5 декабря 1938 года в переполненном зале величественного Дворца Правосудия открылся процесс Плевицкой. В свидетельской комнате множество русских лиц. Журналисты, фотографы, художники заняли места поудобнее.

Фотографы упросили защитника Плевицкой снять ее до открытия заседания. Плевицкая охотно согласилась. В сопровождении двух жандармов она стала около скамьи подсудимых, высоко подняв голову. Щелкнули фотоаппараты, запечатлев героиню громкого процесса. В черном шелковом платье, с гладко зачесанными и стянутыми черным шелком волосами, в черных лайковых перчатках и в туфлях черной замши, с переброшенной на левую руку котиковой шубкой, Плевицкая спокойно взирала на быстро рисовавших художников. Она позировала, словно вышла на привычную ей эстраду в ожидании аплодисментов.

В зале появились и заняли свои места жена, сын и брат похищенного Е. К. Миллера.
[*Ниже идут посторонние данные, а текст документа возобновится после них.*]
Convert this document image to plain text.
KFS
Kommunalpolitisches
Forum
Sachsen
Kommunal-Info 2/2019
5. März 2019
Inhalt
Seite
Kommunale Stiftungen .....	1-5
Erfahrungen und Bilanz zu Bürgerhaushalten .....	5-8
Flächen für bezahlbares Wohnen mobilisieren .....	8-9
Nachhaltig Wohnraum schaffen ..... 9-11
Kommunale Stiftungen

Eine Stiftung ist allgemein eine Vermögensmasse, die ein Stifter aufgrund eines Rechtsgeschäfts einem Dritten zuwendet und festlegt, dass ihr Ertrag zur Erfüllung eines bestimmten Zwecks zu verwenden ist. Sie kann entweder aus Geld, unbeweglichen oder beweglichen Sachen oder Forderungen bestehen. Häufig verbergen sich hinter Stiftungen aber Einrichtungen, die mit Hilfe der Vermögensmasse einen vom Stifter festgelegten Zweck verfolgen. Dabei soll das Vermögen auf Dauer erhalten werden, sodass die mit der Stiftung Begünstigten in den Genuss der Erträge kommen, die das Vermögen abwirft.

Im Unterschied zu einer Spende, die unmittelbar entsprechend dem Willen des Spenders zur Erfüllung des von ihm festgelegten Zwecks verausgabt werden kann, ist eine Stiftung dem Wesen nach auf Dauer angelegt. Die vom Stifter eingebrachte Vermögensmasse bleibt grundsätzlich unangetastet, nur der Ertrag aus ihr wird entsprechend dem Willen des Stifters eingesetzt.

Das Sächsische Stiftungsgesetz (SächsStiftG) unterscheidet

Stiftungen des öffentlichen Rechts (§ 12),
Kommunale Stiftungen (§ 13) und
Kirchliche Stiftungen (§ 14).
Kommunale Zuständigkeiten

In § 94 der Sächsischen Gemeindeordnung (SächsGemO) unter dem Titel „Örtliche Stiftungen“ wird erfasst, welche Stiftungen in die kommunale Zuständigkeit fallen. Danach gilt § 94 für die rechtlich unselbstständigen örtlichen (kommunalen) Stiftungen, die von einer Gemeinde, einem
Вновь щелкнули фотоаппараты.

В час дня раздался звон гонга:

– Суд идет!

Все встали. Вошли председатель суда Дельгорг и два заседателя, заняли свои места.

Председатель Дельгорг обратился с краткой речью к присяжным. Он сказал, что дело сбежавшего Скоблина будет разбираться заочно после вердикта по делу его жены. Через переводчика Дельгорг объяснил Плевицкой, что она обвиняется как соучастница в преступлении ее мужа. Плевицкая молча выслушала, кивнула головой и опустилась на скамью.

Член суда Вильм огласил обвинительный акт, начинавшийся словами:

«26 января 1930 года генерал Кутепов, председатель Русского Обще-Воинского Союза, ассоциации с центром в Париже, 29, рю дю Колизе, исчез при таинственных обстоятельствах. Бывший русский офицер стал жертвой похищения; все поиски обнаружить его след остались безрезультатными; виновники не были раскрыты.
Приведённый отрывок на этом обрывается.